All’inizio dell’anno era uscito un nuovo album di pezzi inediti dei Velvet Underground, VU. Tutti i miei amici di Manchester avevano divorato ogni singola nota disponibile dei Velvet, quindi la scoperta di materiale inedito era paragonabile a quella di dieci nuovi comandamenti. Mi infatuai della canzone «I Can’t Stand It». Adoravo il cantato di Lou Reed e rimasi particolarmente colpito da quei pochi secondi di chitarra ritmica graffiante di Sterling Morrison che viene appena prima del cantato. Sterling Morrison mi era stato di grande ispirazione ai miei inizi e il suo stile di chitarra mi faceva impazzire. Entrai in fissa con «I Can’t Stand It»: la sua semplicità e il suo ritmo mi conquistarono con la stessa immediatezza di quando avevo sentito Bohannon e Bo Diddley per la prima volta. Spesso la gente resta colpita dai chitarristi che esibiscono la loro abilità tecnica, ma io ho sempre preferito una chitarra che fa «ta-ta-ta-ta-ta». È primordiale e umana, ed evita la trappola dell’ego che è d’intralcio quando si deve esprimere qualcosa di semplice. Integrai lo stile scabro di Sterling Morrison in una progressione di accordi su cui stavo lavorando e da quell’ispirazione mi ritrovai con un brano di sei minuti e mezzo ululato e spacca tutto, «The Queen Is Dead», che avrebbe dato il titolo al nostro nuovo album. Quando incidemmo la canzone suonai con un pedale wah-wah e, nel rimettere la chitarra sul cavalletto, partì un forte feedback nella stessa tonalità del brano. Chiesi a Stephen di accendere il registratore a bobine e tenni la chitarra in feedback sul cavalletto premendo il piede avanti e indietro sul wah-wah per creare un ululato spettrale.
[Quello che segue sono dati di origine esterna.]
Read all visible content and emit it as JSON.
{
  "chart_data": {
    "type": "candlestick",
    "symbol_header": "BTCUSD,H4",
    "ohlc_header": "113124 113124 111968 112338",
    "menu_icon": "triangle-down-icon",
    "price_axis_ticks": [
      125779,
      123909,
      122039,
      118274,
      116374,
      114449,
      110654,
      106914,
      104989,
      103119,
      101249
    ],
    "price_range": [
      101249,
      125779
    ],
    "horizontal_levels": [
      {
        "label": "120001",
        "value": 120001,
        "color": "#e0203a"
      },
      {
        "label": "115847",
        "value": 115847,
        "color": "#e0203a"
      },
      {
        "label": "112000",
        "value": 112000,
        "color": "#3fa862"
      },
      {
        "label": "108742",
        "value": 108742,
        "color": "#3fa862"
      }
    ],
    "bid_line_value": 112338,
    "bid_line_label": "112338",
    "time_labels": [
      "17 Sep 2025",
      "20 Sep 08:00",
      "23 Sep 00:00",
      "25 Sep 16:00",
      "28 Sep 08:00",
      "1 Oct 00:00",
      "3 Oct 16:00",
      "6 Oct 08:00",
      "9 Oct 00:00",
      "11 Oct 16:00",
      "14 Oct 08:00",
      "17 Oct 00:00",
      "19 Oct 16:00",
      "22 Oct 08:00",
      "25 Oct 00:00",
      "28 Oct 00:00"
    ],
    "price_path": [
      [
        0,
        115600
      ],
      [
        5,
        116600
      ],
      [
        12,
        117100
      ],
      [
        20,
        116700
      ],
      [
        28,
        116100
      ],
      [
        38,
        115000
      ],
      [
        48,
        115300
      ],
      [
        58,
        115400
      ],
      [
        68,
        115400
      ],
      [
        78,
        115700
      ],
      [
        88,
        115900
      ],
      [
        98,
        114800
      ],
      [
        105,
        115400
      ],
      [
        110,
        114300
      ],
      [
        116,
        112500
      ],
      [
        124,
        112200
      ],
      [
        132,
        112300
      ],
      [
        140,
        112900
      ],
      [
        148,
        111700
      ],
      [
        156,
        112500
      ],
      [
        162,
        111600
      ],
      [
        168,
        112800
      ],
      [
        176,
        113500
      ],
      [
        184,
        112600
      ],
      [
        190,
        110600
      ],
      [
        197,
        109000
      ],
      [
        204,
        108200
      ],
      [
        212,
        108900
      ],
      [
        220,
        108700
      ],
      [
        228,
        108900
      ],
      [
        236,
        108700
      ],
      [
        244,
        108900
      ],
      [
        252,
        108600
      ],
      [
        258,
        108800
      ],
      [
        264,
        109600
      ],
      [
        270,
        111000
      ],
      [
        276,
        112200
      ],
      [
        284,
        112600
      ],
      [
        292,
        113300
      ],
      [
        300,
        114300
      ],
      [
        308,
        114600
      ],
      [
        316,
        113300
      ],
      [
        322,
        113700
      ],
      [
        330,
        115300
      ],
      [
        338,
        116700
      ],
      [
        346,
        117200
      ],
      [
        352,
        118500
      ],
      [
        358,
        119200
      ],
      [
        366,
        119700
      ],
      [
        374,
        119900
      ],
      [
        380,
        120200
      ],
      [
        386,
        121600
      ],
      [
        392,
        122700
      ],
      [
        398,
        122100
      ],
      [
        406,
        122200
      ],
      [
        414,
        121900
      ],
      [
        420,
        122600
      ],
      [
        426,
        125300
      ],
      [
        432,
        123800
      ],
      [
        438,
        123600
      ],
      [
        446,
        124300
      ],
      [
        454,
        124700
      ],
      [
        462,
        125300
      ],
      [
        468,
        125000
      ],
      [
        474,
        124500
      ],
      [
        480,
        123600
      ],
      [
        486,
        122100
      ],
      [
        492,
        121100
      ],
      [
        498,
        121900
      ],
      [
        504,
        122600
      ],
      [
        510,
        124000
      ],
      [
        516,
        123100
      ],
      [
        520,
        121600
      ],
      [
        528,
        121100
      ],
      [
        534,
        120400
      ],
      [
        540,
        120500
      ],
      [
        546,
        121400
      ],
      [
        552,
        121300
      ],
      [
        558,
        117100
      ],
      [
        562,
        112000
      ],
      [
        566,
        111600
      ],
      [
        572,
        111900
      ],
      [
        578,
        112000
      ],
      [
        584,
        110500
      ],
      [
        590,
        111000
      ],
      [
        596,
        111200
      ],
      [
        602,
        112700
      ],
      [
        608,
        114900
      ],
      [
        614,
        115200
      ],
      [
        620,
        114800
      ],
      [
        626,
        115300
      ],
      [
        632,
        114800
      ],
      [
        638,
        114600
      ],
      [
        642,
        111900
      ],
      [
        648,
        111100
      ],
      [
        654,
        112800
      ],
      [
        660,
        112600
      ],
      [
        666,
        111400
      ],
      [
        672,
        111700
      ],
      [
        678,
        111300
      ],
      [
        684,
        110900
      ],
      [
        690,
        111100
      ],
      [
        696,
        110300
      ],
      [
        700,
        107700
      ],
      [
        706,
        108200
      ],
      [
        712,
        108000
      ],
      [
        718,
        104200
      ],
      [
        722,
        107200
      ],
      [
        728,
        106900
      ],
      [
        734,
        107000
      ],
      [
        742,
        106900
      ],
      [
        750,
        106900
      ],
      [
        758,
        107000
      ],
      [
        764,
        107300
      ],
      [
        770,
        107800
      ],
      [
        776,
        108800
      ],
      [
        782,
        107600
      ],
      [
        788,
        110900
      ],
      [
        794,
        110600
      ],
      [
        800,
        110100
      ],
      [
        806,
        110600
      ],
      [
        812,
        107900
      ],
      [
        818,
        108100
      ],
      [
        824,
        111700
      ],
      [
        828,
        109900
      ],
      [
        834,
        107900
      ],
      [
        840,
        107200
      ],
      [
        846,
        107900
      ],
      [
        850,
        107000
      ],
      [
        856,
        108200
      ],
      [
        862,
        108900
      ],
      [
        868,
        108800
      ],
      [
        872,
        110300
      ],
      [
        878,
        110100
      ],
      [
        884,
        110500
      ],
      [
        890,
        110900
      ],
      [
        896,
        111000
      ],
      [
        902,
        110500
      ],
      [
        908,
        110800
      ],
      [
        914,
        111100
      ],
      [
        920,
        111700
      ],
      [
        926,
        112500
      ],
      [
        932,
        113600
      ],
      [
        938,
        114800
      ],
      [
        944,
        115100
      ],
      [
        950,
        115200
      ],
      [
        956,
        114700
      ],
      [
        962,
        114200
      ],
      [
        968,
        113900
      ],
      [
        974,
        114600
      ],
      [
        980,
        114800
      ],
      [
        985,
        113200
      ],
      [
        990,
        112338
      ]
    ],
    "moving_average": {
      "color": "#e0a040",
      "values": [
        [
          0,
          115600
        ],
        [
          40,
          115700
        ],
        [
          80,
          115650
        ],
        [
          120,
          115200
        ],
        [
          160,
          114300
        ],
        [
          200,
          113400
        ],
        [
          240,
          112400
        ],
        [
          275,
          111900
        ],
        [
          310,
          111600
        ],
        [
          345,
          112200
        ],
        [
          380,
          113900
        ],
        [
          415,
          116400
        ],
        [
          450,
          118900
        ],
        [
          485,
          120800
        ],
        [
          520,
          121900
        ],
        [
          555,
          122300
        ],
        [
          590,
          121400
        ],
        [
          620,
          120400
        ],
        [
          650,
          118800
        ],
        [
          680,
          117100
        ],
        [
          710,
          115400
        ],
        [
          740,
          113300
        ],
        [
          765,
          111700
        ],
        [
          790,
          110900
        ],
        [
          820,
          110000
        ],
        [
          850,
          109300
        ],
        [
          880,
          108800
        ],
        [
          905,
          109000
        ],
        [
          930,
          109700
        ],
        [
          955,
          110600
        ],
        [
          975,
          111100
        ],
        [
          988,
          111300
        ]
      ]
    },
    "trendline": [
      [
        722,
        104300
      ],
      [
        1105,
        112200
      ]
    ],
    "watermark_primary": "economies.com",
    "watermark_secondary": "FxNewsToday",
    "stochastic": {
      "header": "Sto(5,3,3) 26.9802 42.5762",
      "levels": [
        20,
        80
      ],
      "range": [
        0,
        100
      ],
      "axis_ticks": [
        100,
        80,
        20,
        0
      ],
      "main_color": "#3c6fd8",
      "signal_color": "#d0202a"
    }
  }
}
Mentre il brano scorreva io continuavo a pensare: «Ti prego, feedback, non fermarti. Non mollarmi adesso» e quello continuava: fu un colpo di fortuna fenomenale. Quando arrivai alla fine entrai in cabina di regia e il gruppo applaudì. Un paio di giorni dopo Morrissey registrò la voce: fu una delle nostre esecuzioni migliori. Aveva un testo geniale ed era una composizione fantastica, che dava ai musicisti del gruppo lo spazio per mostrare esattamente quello di cui erano capaci. In alcuni ambienti gli Smiths erano stati liquidati come una sorta di indie pop stravagante. La title track del nostro nuovo album avrebbe rivelato quanto era sbagliata quella valutazione.

 

  1. Last Night I Dreamt That Somebody Loved Me

Il gruppo andò in uno studio con alloggi annessi, il Wool Hall di Bath, a incidere Strangeways, Here We Come; finalmente ero nel mio elemento. Non avevo bisogno di sapere cosa stava succedendo nel mondo esterno o vedere chiunque non fosse il gruppo e Angie, e avevo tutto il necessario. Adoravo le nuove canzoni. «Unhappy Birthday», «Stop Me If You Think You’ve Heard This One Before» e «Death of a Disco Dancer» erano delle performance fantastiche del gruppo e avevano uno spirito spensierato che mi ricordava il nostro primo album con Troy Tate; e con «A Rush and a Push and the Land Is Ours» avevo il mio pezzo composto interamente alle tastiere in apertura di album. Il momento migliore di Strangeways era «Last Night I Dreamt That Somebody Loved Me». Era costruita intorno a un riff che mi venne fuori mentre ero seduto in fondo al tour bus un giorno in cui mi sentivo solo, e quando lo finimmo pensai che avevamo raggiunto un livello di emozione insuperabile. La canzone incarnava tutto quello che era unico nel nostro gruppo. Sembrava la rappresentazione della nostra vita.

 

Le citazioni dell’articolo sono tratte da Set the Boy Free, tradotto in italiano da Anna Mioni.